Teammates had nothing but praise for Fister, who over his previous 10 starts was 7-1 with a 1.57 ERA, developing into the ace of a star-studded rotation.

“You haven’t seen that happen all year, give up two home runs,” Span said. “I think the last time was maybe St. Louis (on June 15). I mean, it’s going to happen. That’s a good lineup over there. He still pitched good, in my opinion. He gave us a chance to win.”

The Nationals had been giving themselves chances to win for 10 days, and for 10 days they found a way to make the most of those opportunities. When it finally didn’t happen Friday, they weren’t exactly sure how to react. They barely remembered the last time they made the slow trudge down the dugout tunnel and back to a quiet clubhouse.

“We haven’t had that feeling in a while, fortunately,” first baseman Adam LaRoche said. “Tough loss, no question, just the way we got beat.
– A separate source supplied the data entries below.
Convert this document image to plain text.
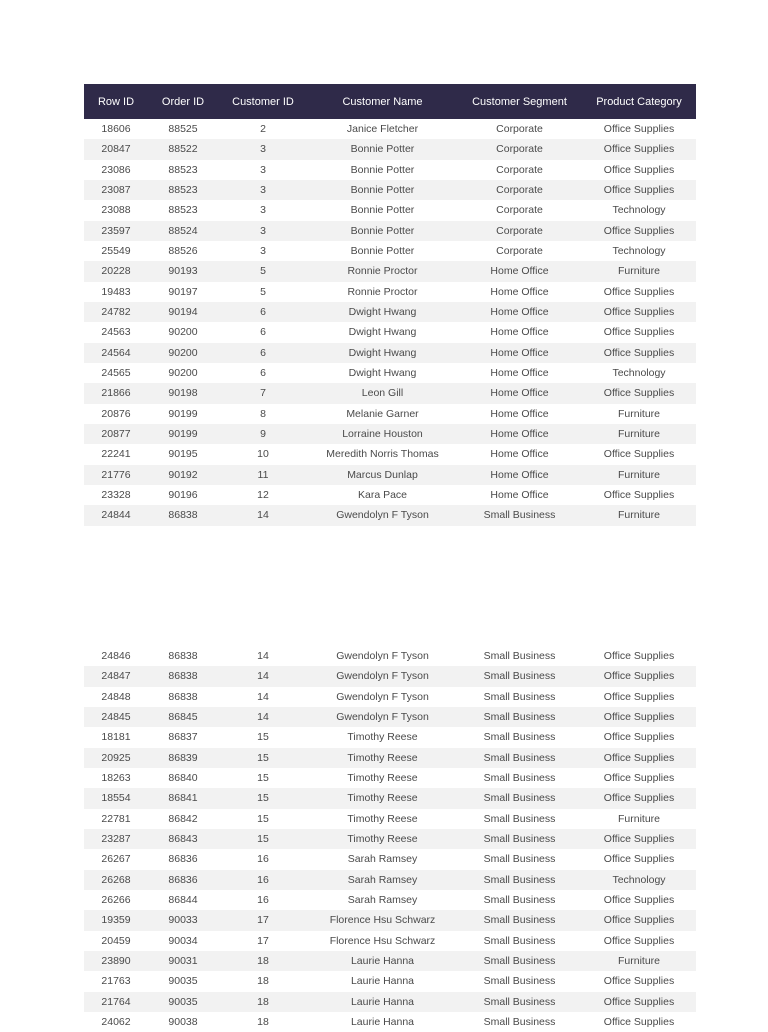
Row ID	Order ID	Customer ID	Customer Name	Customer Segment	Product Category
18606	88525	2	Janice Fletcher	Corporate	Office Supplies
20847	88522	3	Bonnie Potter	Corporate	Office Supplies
23086	88523	3	Bonnie Potter	Corporate	Office Supplies
23087	88523	3	Bonnie Potter	Corporate	Office Supplies
23088	88523	3	Bonnie Potter	Corporate	Technology
23597	88524	3	Bonnie Potter	Corporate	Office Supplies
25549	88526	3	Bonnie Potter	Corporate	Technology
20228	90193	5	Ronnie Proctor	Home Office	Furniture
19483	90197	5	Ronnie Proctor	Home Office	Office Supplies
24782	90194	6	Dwight Hwang	Home Office	Office Supplies
24563	90200	6	Dwight Hwang	Home Office	Office Supplies
24564	90200	6	Dwight Hwang	Home Office	Office Supplies
24565	90200	6	Dwight Hwang	Home Office	Technology
21866	90198	7	Leon Gill	Home Office	Office Supplies
20876	90199	8	Melanie Garner	Home Office	Furniture
20877	90199	9	Lorraine Houston	Home Office	Furniture
22241	90195	10	Meredith Norris Thomas	Home Office	Office Supplies
21776	90192	11	Marcus Dunlap	Home Office	Furniture
23328	90196	12	Kara Pace	Home Office	Office Supplies
24844	86838	14	Gwendolyn F Tyson	Small Business	Furniture
24846	86838	14	Gwendolyn F Tyson	Small Business	Office Supplies
24847	86838	14	Gwendolyn F Tyson	Small Business	Office Supplies
24848	86838	14	Gwendolyn F Tyson	Small Business	Office Supplies
24845	86845	14	Gwendolyn F Tyson	Small Business	Office Supplies
18181	86837	15	Timothy Reese	Small Business	Office Supplies
20925	86839	15	Timothy Reese	Small Business	Office Supplies
18263	86840	15	Timothy Reese	Small Business	Office Supplies
18554	86841	15	Timothy Reese	Small Business	Office Supplies
22781	86842	15	Timothy Reese	Small Business	Furniture
23287	86843	15	Timothy Reese	Small Business	Office Supplies
26267	86836	16	Sarah Ramsey	Small Business	Office Supplies
26268	86836	16	Sarah Ramsey	Small Business	Technology
26266	86844	16	Sarah Ramsey	Small Business	Office Supplies
19359	90033	17	Florence Hsu Schwarz	Small Business	Office Supplies
20459	90034	17	Florence Hsu Schwarz	Small Business	Office Supplies
23890	90031	18	Laurie Hanna	Small Business	Furniture
21763	90035	18	Laurie Hanna	Small Business	Office Supplies
21764	90035	18	Laurie Hanna	Small Business	Office Supplies
24062	90038	18	Laurie Hanna	Small Business	Office Supplies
Other than that, looking back, it was an awesome stretch. That’s what guys were talking about after the game: Just start up a new one.”

That was the prevailing sentiment throughout the clubhouse afterward. All those wins left them hungry for even more.

“Those don’t come around very often,” Williams said. “It’s pretty rare to see 10 in a row. But we’ve got to get back to work tomorrow and see if we can start another one.”